In the complex environment of AI/ML model development that requires the use of sensitive financial data, advanced synthetic data generation strategies based on GAN and Diffusion models are becoming an essential technology rather than just an alternative. This is a powerful solution that can simultaneously achieve privacy protection, data augmentation, and regulatory compliance.

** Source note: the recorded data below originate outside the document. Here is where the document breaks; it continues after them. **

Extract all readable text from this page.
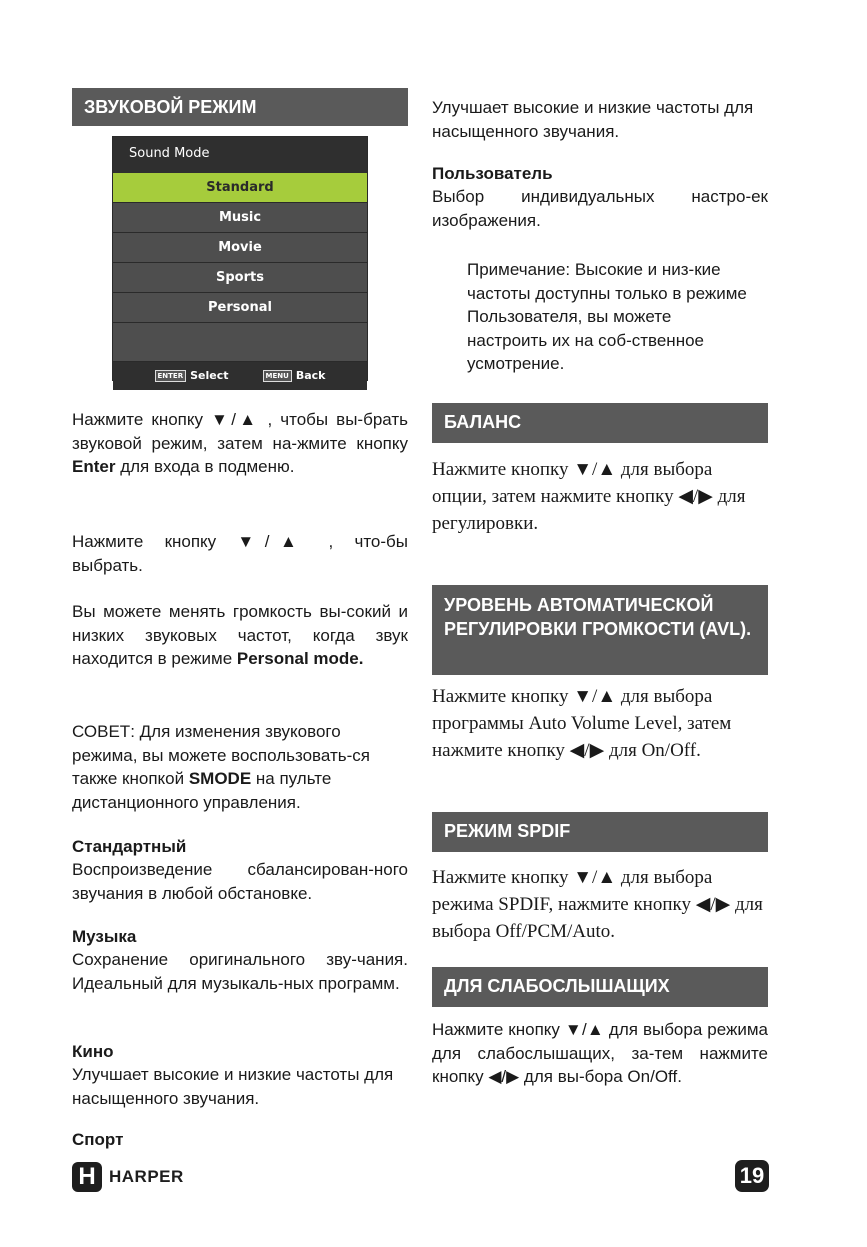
ЗВУКОВОЙ РЕЖИМ
Sound Mode
Standard
Music
Movie
Sports
Personal
ENTER Select	MENU Back

Нажмите кнопку ▼/▲ , чтобы вы-брать звуковой режим, затем на-жмите кнопку Enter для входа в подменю.

Нажмите кнопку ▼/▲ , что-бы выбрать.

Вы можете менять громкость вы-сокий и низких звуковых частот, когда звук находится в режиме Personal mode.

СОВЕТ: Для изменения звукового режима, вы можете воспользовать-ся также кнопкой SMODE на пульте дистанционного управления.

Стандартный

Воспроизведение сбалансирован-ного звучания в любой обстановке.

Музыка

Сохранение оригинального зву-чания. Идеальный для музыкаль-ных программ.

Кино

Улучшает высокие и низкие частоты для насыщенного звучания.

Спорт

Улучшает высокие и низкие частоты для насыщенного звучания.

Пользователь

Выбор индивидуальных настро-ек изображения.

Примечание: Высокие и низ-кие частоты доступны только в режиме Пользователя, вы можете настроить их на соб-ственное усмотрение.

БАЛАНС

Нажмите кнопку ▼/▲ для выбора опции, затем нажмите кнопку ◀/▶ для регулировки.

УРОВЕНЬ АВТОМАТИЧЕСКОЙ РЕГУЛИРОВКИ ГРОМКОСТИ (AVL).

Нажмите кнопку ▼/▲ для выбора программы Auto Volume Level, затем нажмите кнопку ◀/▶ для On/Off.

РЕЖИМ SPDIF

Нажмите кнопку ▼/▲ для выбора режима SPDIF, нажмите кнопку ◀/▶ для выбора Off/PCM/Auto.

ДЛЯ СЛАБОСЛЫШАЩИХ

Нажмите кнопку ▼/▲ для выбора режима для слабослышащих, за-тем нажмите кнопку ◀/▶ для вы-бора On/Off.

H HARPER	19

Of course, no technology is perfect, and continuous verification of model complexity, training costs, and data fidelity is necessary. However, starting with practical GAN models like CTGAN presented in this article, and gradually exploring evolving Diffusion models, you can bring innovative changes to your financial AI/ML projects. Start applying synthetic data generation strategies to your data right now using the SDV library or TabDDPM implementations!

We are confident that synthetic data will play a key role in breaking down data silos, protecting privacy, and building powerful financial AI models.